Mine: Eigentlich versuche ich das bei allen meinen Alben. Abwechslung ist mir super wichtig. Ich mag auch selbst vor allem Platten, die nicht nur in einer Welt stattfinden, obwohl ich auch manchmal auf Konzeptalben stehe. Aber ich finde es einfach geil, wenn plötzlich ein Song in eine komplett andere Richtung geht. Ich möchte überrascht werden. Bei meinen eigenen Alben gefällt mir manchmal jeder Song, aber ich muss einfach noch einen schreiben, der anders ist – so war es auch bei dieser Platte.

Welcher Song war das in diesem Fall?

Mine: „Eiscreme“. Die ersten Songs, die ich geschrieben habe, waren alle sehr schwer und anstrengend. Das ist natürlich auch 2020 geschuldet, aber ich wollte trotzdem noch etwas schreiben, was ein bisschen Leichtigkeit reinbringt und einen kurz durchatmen lässt. Ich habe auch echt lange gebraucht, um auf diese Idee zu kommen, weil mir einfach nichts eingefallen ist, das ich aktuell geil finde – aber über Essen kann ich immer reden! (lacht)

Zu den ernsteren Themen: „Unfall“ ist ein sehr politischer Song. Hast du im letzten Jahr Erfahrungen gemacht, die ihn geprägt haben?

Mine: Nicht unbedingt persönliche Erfahrungen, aber die Sicht auf die Welt hat sich schon verändert. Ich habe mich schon immer mit Diskriminierungsformen beschäftigt, und die aktuelle Weltpolitik und das, was an den europäischen Grenzen abgeht, haben sicher emotional Einzug gehalten. Bestimmt auch, weil ich im letzten Jahr sehr viel allein zu Hause war. Ich hatte mir allerdings nicht vorgenommen, ein politisches Statement abzugeben. Wir haben uns im Studio über die Situation unterhalten, und ich bin ins Nebenzimmer gegangen, um all das loszuwerden. Für mich ist Musik eine Verarbeitung von Emotionen, bei denen ich nicht weiß, wohin ich damit sonst soll. Engagieren kann man sich auch anders, das muss nicht unbedingt in der Musik stattfinden.

Der Song „Audiot“ macht sich über jemandem mit einem sehr seichten Musikgeschmack lustig. Schwebt dir dabei etwas Konkretes vor?
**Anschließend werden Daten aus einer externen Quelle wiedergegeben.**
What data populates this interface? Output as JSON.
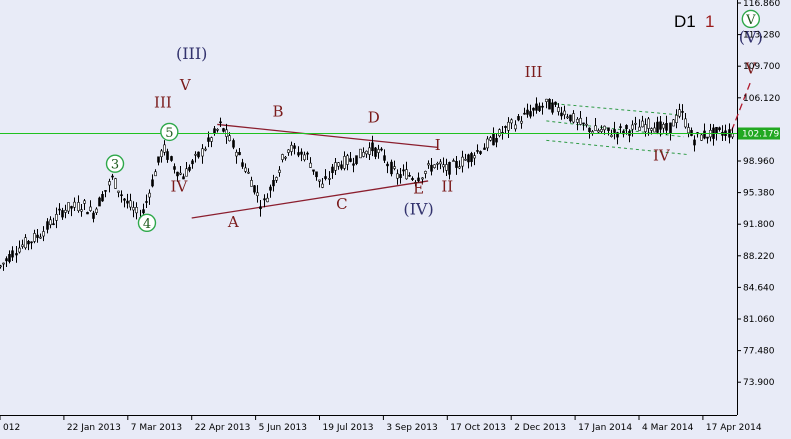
{
  "chart_data": {
    "type": "candlestick",
    "timeframe_label": "D1",
    "wave_degree_label": "1",
    "current_price_label": "102.179",
    "current_price": 102.179,
    "ylim": [
      70.5,
      116.9
    ],
    "y_ticks": [
      {
        "value": 116.86,
        "label": "116.860"
      },
      {
        "value": 113.28,
        "label": "113.280"
      },
      {
        "value": 109.7,
        "label": "109.700"
      },
      {
        "value": 106.12,
        "label": "106.120"
      },
      {
        "value": 98.96,
        "label": "98.960"
      },
      {
        "value": 95.38,
        "label": "95.380"
      },
      {
        "value": 91.8,
        "label": "91.800"
      },
      {
        "value": 88.22,
        "label": "88.220"
      },
      {
        "value": 84.64,
        "label": "84.640"
      },
      {
        "value": 81.06,
        "label": "81.060"
      },
      {
        "value": 77.48,
        "label": "77.480"
      },
      {
        "value": 73.9,
        "label": "73.900"
      }
    ],
    "x_ticks": [
      {
        "index": 0,
        "label": "012"
      },
      {
        "index": 1,
        "label": "22 Jan 2013"
      },
      {
        "index": 2,
        "label": "7 Mar 2013"
      },
      {
        "index": 3,
        "label": "22 Apr 2013"
      },
      {
        "index": 4,
        "label": "5 Jun 2013"
      },
      {
        "index": 5,
        "label": "19 Jul 2013"
      },
      {
        "index": 6,
        "label": "3 Sep 2013"
      },
      {
        "index": 7,
        "label": "17 Oct 2013"
      },
      {
        "index": 8,
        "label": "2 Dec 2013"
      },
      {
        "index": 9,
        "label": "17 Jan 2014"
      },
      {
        "index": 10,
        "label": "4 Mar 2014"
      },
      {
        "index": 11,
        "label": "17 Apr 2014"
      }
    ],
    "price_path": [
      [
        0,
        87.0
      ],
      [
        0.25,
        89.0
      ],
      [
        0.6,
        90.5
      ],
      [
        1.0,
        93.5
      ],
      [
        1.3,
        94.0
      ],
      [
        1.45,
        93.0
      ],
      [
        1.75,
        97.0
      ],
      [
        1.95,
        94.5
      ],
      [
        2.2,
        92.5
      ],
      [
        2.35,
        96.0
      ],
      [
        2.55,
        100.5
      ],
      [
        2.7,
        98.5
      ],
      [
        2.85,
        97.2
      ],
      [
        3.1,
        99.5
      ],
      [
        3.45,
        103.0
      ],
      [
        3.7,
        100.0
      ],
      [
        3.95,
        96.5
      ],
      [
        4.1,
        93.8
      ],
      [
        4.35,
        98.0
      ],
      [
        4.5,
        100.5
      ],
      [
        4.8,
        99.5
      ],
      [
        5.05,
        96.0
      ],
      [
        5.25,
        98.5
      ],
      [
        5.55,
        99.2
      ],
      [
        5.8,
        100.5
      ],
      [
        6.0,
        99.5
      ],
      [
        6.2,
        97.2
      ],
      [
        6.35,
        97.6
      ],
      [
        6.5,
        97.0
      ],
      [
        6.8,
        98.6
      ],
      [
        7.0,
        98.0
      ],
      [
        7.3,
        99.2
      ],
      [
        7.65,
        101.0
      ],
      [
        8.0,
        103.0
      ],
      [
        8.3,
        104.5
      ],
      [
        8.55,
        105.4
      ],
      [
        8.85,
        104.5
      ],
      [
        9.05,
        103.2
      ],
      [
        9.3,
        102.4
      ],
      [
        9.6,
        102.2
      ],
      [
        9.9,
        102.6
      ],
      [
        10.15,
        103.1
      ],
      [
        10.45,
        102.5
      ],
      [
        10.65,
        104.5
      ],
      [
        10.85,
        101.4
      ],
      [
        11.0,
        101.9
      ],
      [
        11.3,
        102.2
      ],
      [
        11.45,
        102.2
      ]
    ],
    "projection": {
      "from": [
        11.45,
        102.4
      ],
      "to": [
        11.75,
        108.0
      ]
    },
    "horizontal_line": 102.179,
    "annotations": [
      {
        "text": "III",
        "style": "red",
        "index": 2.55,
        "price": 105.0
      },
      {
        "text": "IV",
        "style": "red",
        "index": 2.8,
        "price": 95.5
      },
      {
        "text": "(III)",
        "style": "navy",
        "index": 3.0,
        "price": 110.5
      },
      {
        "text": "V",
        "style": "red",
        "index": 2.9,
        "price": 107.0
      },
      {
        "text": "B",
        "style": "red",
        "index": 4.35,
        "price": 104.0
      },
      {
        "text": "D",
        "style": "red",
        "index": 5.85,
        "price": 103.3
      },
      {
        "text": "I",
        "style": "red",
        "index": 6.85,
        "price": 100.2
      },
      {
        "text": "A",
        "style": "red",
        "index": 3.65,
        "price": 91.5
      },
      {
        "text": "C",
        "style": "red",
        "index": 5.35,
        "price": 93.5
      },
      {
        "text": "E",
        "style": "red",
        "index": 6.55,
        "price": 95.3
      },
      {
        "text": "II",
        "style": "red",
        "index": 7.0,
        "price": 95.5
      },
      {
        "text": "(IV)",
        "style": "navy",
        "index": 6.55,
        "price": 92.9
      },
      {
        "text": "III",
        "style": "red",
        "index": 8.35,
        "price": 108.5
      },
      {
        "text": "IV",
        "style": "red",
        "index": 10.35,
        "price": 99.0
      },
      {
        "text": "(V)",
        "style": "navy",
        "index": 11.75,
        "price": 112.4
      },
      {
        "text": "V",
        "style": "red",
        "index": 11.75,
        "price": 108.9
      }
    ],
    "circled_labels": [
      {
        "text": "3",
        "index": 1.8,
        "price": 98.2
      },
      {
        "text": "5",
        "index": 2.65,
        "price": 101.8
      },
      {
        "text": "4",
        "index": 2.3,
        "price": 91.5
      },
      {
        "text": "V",
        "index": 11.75,
        "price": 114.6
      }
    ],
    "triangle_lines": [
      {
        "from": [
          3.4,
          103.1
        ],
        "to": [
          6.85,
          100.5
        ]
      },
      {
        "from": [
          3.0,
          92.5
        ],
        "to": [
          6.7,
          96.7
        ]
      }
    ],
    "channel_lines": [
      {
        "from": [
          8.6,
          105.5
        ],
        "to": [
          10.6,
          104.2
        ]
      },
      {
        "from": [
          8.55,
          103.5
        ],
        "to": [
          10.7,
          101.7
        ]
      },
      {
        "from": [
          8.55,
          101.3
        ],
        "to": [
          10.75,
          99.7
        ]
      }
    ]
  }
}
Mine: Ich finde einfach, das meiste, was in den deutschen Charts stattfindet, ist sehr copy-paste. Es baut auf dem auf, was schon erfolgreich ist, und hat teilweise nicht mal einen Inhalt – und so ist es ja auch konzipiert. Natürlich gönne ich das den Leuten, die es gern hören. Ich hatte mit 18 oder 19 auch den Moment, wo mir jemand verraten hat, dass die Künstler*innen im Radio ihre Songs nicht selbst schreiben, und war so: Nein! O Gott! Wenn man es nicht weiß, macht es einem nichts aus. Aber dadurch, dass ich mittlerweile so tief in der Musikindustrie drin bin, höre ich das immer deutlicher. Gerade die erfolgreichsten Sachen klingen oft sehr ähnlich. Ich bin da aber keine Kulturpessimistin oder so. Ich finde es eher spannend und sogar lustig.